In a classical computer, information is stored using binary units, or bits. A bit is either a 0 or 1. A quantum computer instead takes advantage of quantum mechanical properties to process information using quantum bits, or qubits. A qubit can be both a 0 or 1 at the same time, or any range of numbers between 0 and 1. Also, in a classical computer, each logic gate functions independently. In a quantum computer, the qubits affect one another.
This allows a quantum computer, in theory, to process information far more efficiently than a classical computer.
The machine IBM used for the Nature paper consisted of seven quibits created from supercooled superconducting materials. In the experiment, six of these quibits were used to map the energy states of the six electrons in the beryllium hydride molecule. Rather than providing a single, precise and accurate answer, as a classical computer does, a quantum computer must run a calculation hundreds of times, with an average used to arrive at a final answer.
Chow said his team is currently working to improve the speed of its quantum computer with the aim of reducing the time it takes to run each calculation from seconds to microseconds. He said they were also working on ways to reduce its error rate.
IBM is not the only company working on quantum computing. Alphabet Inc.'s Google is working toward creating a 50 qubit quantum computer. The company has pledged to use this machine to solve a previously unsolvable calculation from chemistry or electro-magnetism by the end of the year.

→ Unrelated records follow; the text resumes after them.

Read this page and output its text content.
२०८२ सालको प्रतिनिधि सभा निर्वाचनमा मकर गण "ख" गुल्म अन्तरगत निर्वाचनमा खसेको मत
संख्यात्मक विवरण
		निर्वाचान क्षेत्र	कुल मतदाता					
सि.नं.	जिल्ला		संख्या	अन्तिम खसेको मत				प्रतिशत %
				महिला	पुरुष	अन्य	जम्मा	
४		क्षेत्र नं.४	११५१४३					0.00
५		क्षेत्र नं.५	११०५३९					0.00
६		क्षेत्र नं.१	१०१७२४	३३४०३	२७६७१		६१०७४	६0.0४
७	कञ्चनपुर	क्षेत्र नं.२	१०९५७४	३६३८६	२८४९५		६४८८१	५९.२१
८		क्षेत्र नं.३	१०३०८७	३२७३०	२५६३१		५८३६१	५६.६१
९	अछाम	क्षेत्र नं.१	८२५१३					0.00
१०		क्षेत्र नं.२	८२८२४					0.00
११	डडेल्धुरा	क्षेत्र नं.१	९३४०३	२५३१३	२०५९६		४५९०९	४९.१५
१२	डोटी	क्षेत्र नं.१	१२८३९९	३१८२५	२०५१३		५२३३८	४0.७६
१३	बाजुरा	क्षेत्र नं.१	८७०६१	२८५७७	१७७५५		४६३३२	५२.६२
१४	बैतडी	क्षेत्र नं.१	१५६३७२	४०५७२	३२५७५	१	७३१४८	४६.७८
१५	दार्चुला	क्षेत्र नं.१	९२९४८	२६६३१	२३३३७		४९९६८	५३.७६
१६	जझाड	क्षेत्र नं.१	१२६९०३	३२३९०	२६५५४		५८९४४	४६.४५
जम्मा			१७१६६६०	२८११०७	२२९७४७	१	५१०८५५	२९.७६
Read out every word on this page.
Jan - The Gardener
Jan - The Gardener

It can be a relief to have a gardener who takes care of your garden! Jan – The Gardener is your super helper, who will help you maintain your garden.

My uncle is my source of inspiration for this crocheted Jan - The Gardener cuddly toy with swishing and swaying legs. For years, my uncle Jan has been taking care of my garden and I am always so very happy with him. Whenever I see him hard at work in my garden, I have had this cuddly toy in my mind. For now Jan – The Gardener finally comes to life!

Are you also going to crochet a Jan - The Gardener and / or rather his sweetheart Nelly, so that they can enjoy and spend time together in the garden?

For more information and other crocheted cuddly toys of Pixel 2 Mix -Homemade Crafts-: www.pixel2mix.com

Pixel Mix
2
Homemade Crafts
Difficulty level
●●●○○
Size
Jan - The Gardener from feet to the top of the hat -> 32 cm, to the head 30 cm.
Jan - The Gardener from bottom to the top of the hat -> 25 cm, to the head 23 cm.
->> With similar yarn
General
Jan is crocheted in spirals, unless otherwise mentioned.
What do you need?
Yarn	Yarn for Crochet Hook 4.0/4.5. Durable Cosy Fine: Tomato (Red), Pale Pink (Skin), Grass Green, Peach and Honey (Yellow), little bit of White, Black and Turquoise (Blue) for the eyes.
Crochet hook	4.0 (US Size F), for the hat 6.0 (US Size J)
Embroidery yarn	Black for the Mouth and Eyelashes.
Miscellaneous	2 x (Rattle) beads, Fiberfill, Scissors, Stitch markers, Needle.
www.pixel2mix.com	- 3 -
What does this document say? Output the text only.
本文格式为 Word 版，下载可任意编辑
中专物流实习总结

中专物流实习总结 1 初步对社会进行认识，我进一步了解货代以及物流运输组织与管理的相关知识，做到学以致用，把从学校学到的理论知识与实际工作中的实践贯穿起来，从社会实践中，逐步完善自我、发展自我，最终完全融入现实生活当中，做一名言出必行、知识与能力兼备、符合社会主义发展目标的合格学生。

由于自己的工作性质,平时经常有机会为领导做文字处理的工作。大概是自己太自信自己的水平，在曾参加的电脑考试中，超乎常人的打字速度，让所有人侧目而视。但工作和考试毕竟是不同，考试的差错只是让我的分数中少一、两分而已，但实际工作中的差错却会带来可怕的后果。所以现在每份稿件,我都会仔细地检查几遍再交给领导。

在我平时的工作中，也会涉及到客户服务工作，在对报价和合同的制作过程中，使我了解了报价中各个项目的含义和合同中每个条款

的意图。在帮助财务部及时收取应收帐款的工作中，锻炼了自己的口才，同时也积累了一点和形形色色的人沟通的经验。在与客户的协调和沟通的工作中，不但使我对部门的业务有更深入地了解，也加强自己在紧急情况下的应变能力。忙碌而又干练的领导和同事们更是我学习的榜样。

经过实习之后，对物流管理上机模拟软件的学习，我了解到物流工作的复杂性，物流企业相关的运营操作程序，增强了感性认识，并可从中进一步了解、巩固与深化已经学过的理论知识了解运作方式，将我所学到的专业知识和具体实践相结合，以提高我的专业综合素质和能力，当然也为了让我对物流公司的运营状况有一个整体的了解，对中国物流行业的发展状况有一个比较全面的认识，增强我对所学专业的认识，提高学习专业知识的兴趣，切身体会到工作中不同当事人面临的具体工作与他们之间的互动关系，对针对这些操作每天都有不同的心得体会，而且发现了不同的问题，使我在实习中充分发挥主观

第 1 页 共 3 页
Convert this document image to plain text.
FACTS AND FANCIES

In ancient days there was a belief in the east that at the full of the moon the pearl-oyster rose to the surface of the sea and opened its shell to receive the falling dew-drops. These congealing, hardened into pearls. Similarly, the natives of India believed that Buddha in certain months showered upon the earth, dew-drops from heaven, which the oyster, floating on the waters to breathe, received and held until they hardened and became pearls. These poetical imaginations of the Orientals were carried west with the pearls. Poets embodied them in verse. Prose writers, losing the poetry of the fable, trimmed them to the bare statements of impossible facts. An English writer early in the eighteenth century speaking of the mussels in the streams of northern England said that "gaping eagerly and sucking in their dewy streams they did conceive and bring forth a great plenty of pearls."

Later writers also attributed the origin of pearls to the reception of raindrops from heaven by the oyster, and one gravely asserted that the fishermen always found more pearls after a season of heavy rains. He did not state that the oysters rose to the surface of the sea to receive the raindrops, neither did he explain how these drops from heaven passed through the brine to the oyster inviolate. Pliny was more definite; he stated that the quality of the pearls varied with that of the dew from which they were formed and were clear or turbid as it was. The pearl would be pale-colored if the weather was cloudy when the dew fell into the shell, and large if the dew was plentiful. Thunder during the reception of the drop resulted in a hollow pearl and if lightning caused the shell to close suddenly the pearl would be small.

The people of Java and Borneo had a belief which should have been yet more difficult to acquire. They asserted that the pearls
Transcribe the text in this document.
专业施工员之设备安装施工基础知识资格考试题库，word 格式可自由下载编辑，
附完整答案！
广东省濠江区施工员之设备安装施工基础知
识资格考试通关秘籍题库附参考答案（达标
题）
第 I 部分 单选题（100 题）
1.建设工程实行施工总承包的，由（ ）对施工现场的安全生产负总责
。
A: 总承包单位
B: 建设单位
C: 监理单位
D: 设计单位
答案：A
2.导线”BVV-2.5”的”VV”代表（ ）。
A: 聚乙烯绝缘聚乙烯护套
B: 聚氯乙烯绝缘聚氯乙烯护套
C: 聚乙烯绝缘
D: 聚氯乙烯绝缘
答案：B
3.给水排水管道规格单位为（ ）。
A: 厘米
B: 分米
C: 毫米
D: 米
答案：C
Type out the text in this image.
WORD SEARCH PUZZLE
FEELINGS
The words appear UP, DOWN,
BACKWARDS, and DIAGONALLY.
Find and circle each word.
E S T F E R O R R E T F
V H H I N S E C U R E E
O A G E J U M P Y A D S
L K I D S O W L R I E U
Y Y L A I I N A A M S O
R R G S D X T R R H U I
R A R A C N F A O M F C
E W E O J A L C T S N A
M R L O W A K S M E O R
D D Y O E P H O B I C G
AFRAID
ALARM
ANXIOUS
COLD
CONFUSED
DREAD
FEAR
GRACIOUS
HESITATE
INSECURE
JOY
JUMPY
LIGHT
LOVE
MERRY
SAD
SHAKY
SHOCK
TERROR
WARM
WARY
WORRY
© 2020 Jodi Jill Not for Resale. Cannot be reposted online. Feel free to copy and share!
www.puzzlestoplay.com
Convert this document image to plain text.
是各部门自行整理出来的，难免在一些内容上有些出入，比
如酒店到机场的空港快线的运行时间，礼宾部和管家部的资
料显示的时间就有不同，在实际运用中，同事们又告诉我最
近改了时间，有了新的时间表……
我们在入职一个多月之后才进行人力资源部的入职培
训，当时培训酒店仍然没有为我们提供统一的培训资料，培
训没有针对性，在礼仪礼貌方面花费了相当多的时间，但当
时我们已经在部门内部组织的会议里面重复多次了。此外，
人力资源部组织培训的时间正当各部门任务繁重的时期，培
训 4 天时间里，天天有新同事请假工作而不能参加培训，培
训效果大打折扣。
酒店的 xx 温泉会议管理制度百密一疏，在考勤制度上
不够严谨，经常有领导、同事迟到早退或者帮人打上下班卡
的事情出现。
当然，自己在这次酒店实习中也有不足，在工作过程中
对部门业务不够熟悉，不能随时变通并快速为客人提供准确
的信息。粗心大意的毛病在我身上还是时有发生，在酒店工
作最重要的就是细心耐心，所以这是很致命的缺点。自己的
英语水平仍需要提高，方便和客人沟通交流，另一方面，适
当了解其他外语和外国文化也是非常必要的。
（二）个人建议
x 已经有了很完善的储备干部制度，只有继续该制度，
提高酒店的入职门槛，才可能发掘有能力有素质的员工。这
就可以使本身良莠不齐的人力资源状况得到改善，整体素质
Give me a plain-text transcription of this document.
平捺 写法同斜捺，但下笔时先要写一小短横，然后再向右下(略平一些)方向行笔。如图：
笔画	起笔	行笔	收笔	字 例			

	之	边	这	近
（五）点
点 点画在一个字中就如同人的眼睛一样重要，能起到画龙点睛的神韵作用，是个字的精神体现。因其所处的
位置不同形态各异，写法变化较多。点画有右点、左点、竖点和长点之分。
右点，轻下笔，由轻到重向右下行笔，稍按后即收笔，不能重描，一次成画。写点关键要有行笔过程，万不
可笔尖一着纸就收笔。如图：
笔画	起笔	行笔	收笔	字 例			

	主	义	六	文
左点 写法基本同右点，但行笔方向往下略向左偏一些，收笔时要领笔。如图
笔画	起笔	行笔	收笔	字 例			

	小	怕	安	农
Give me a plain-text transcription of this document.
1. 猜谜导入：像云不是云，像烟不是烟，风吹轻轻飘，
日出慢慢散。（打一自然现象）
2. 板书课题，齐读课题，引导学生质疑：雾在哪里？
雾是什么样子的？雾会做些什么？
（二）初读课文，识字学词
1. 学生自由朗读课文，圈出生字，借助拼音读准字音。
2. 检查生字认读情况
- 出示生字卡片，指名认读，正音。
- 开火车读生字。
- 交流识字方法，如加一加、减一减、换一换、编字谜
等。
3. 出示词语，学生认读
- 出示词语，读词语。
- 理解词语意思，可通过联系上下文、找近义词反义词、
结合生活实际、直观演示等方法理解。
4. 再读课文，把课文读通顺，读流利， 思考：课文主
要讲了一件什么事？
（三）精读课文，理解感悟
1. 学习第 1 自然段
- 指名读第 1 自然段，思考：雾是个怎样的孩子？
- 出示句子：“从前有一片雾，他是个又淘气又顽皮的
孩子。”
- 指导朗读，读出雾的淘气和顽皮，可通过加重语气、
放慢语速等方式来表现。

Also competing to commercialize quantum computing is Rigetti Computing, a startup in Berkeley, California, which is building its own machine, and Microsoft which is working with an unproven quantum computing architecture that is, in theory, inherently error-free. D-Wave Systems, a Canadian company, is currently the only company to sell quantum computers, although its machines can only be used to solve certain optimization problems.